Source photo : Joel Saget [AFP/Archives]


"Parmi les défis qui nous attendent, celui de la maîtrise de nos dépenses sociales sera probablement le plus déterminant dans les années à venir", a lancé François Baroin (Budget).

"Ce qui est en jeu c'est bien l'avenir de notre système de sécurité sociale", a-t-il assuré reprenant l'argument martelé par l'exécutif pour justifier la réforme des retraites.

"L'enjeu est de recentrer progressivement les dépenses d'assurance-maladie sur celles qui sont considérées comme les plus utiles médicalement" a-t-il souligné rappelant le credo du gouvernement: "utiliser comme levier la maîtrise de la dépense et non l'augmentation des impôts".

"2011 sera la première étape d'un redressement significatif des comptes", s'est pour sa part félicité le rapporteur général UMP, le sénateur Alain Vasselle.

Pour contenir le déficit à 21,3 milliards d'euros en 2011 (contre 23,1 milliards en 2010) l'effort d'économie porte principalement sur l'assurance-maladie. La hausse de l'Objectif de dépenses de l'assurance-maladie (Ondam) est contenue à 2,9% contre 3% en 2010, soit 2,4 milliards d'économie.

Le PLFSS propose toute une série d'économies: instauration d'un forfait de remboursement pour les tests que s'administrent eux-mêmes les diabétiques, fin de la prise en charge systématique des dépenses de transports pour les personnes en affection de longue durée (ALD), suppression de la rétroactivité du versement des allocations logement, baisse de certains taux de remboursements par la Sécu...

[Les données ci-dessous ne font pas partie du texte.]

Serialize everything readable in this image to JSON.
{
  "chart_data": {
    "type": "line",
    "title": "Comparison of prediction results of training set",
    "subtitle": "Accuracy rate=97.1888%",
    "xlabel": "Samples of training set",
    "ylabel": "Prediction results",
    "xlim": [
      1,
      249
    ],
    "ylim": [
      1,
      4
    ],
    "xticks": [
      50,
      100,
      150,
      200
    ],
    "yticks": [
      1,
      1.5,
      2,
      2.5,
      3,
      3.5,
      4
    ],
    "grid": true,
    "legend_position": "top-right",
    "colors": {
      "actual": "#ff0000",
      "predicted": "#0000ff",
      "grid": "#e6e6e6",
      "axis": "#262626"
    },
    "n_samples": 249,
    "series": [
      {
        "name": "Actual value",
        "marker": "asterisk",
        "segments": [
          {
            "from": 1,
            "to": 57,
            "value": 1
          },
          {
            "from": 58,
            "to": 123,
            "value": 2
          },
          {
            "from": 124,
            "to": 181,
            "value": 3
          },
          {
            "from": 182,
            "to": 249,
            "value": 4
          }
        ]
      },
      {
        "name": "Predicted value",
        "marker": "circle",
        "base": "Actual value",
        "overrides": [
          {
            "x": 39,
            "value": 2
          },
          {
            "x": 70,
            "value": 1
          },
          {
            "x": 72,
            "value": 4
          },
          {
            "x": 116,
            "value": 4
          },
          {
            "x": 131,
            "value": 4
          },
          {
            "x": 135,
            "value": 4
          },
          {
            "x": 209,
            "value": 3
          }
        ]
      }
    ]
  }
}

Roselyne Bachelot (Santé) est entrée directement dans le vif du débat en listant ses accords ou désaccords avec les amendements votés par les sénateurs en commission. Concernant la suppression des exonérations sur le chiffre d'affaire des médicaments orphelins, elle a proposé de fixer le seuil à 30 millions d'euros alors que les sénateurs veulent revenir à un seuil de 20 millions d'euros.

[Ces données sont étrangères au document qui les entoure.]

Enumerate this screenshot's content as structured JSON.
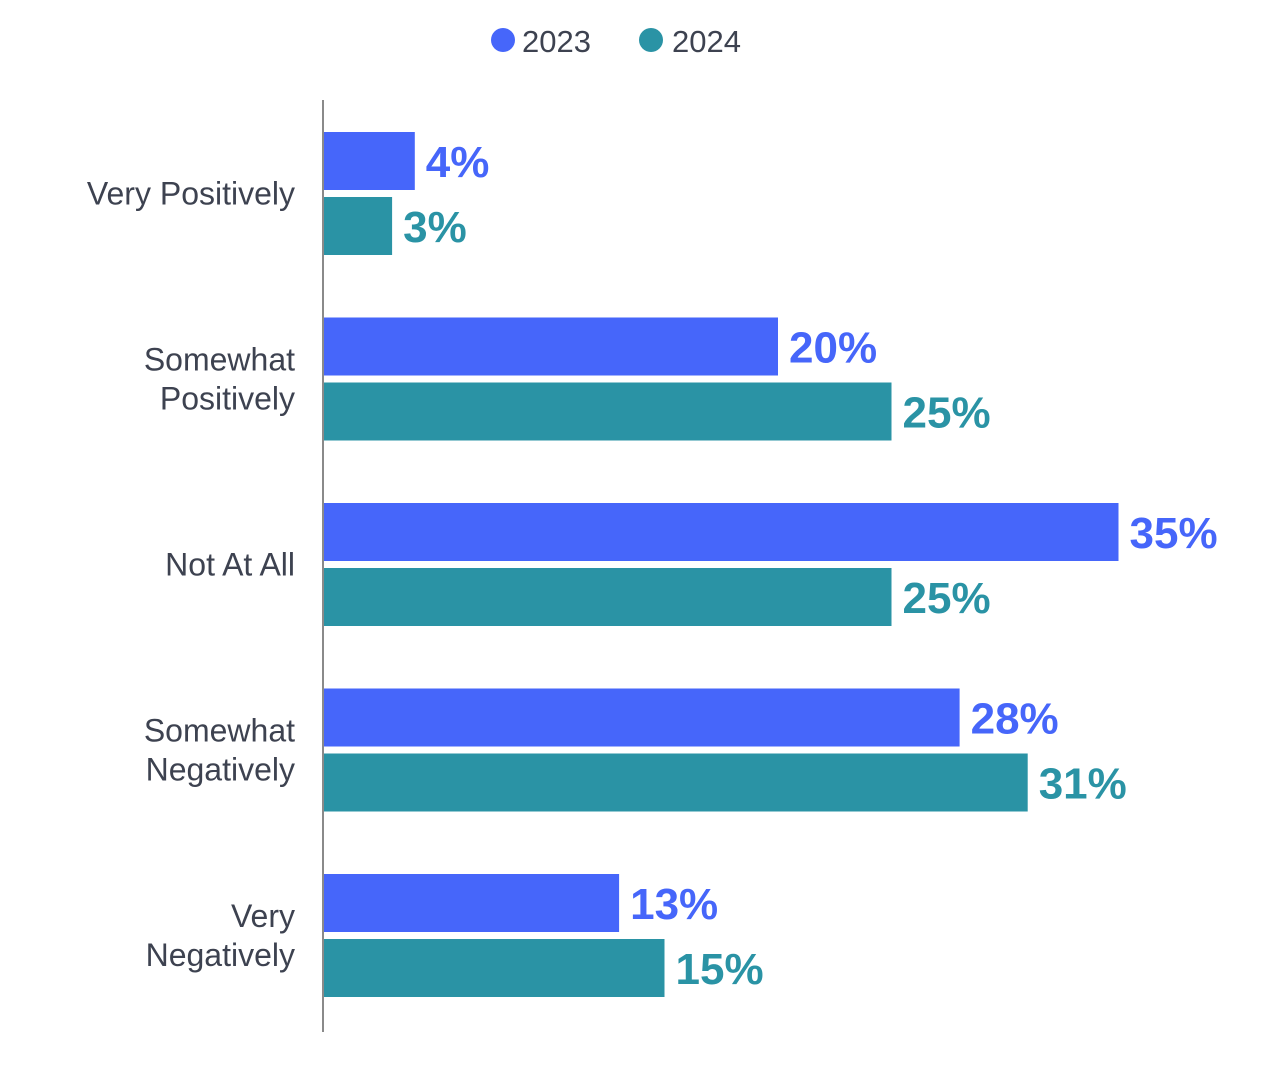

Elle a proposé aussi de mieux encadrer l'expérimentation des "maisons de naissance", qui doivent permettre à des femmes présentant des grossesses sans risques d'accoucher dans un environnement moins médicalisé, et que les sénateurs en commission ont carrément supprimé.

L'opposition a vivement critiqué ce PLFSS contre lequel elle devait défendre trois motions de procédures -renvoi en commission, motion d'irrecevabilité, question préalable.

Evoquant "la contre-réforme des retraites imposée à nos concitoyens", Guy Fischer (CRC-SPG, communistes et parti de gauche) a fustigé un PLFSS qui "présente les pires déséquilibres que la sécurité sociale ait été amenée à connaître depuis sa création". Il a qualifié les recettes de "mesures homéopathiques" et dénoncé le fait que les "rares mesures d'économies pèsent toutes sur les assurés".

Bernard Cazeau (PS) a lui aussi évoqué la mobilisations sur les retraites en estimant que "l'angoisse de ne pouvoir maintenir nos acquis fondamentaux est aujourd'hui au coeur des préoccupations des Français".

Pour lui, le gouvernement ne prend pas "les mesures suffisantes de nature à amorcer véritablement le rétablissement des comptes". Il a annoncé des "amendements très précis" afin que "les nouveaux prélèvements" mis en en place "rapportent bien davantage".

Le débat sur le PLFSS se poursuivra jusqu'au week-end prochain.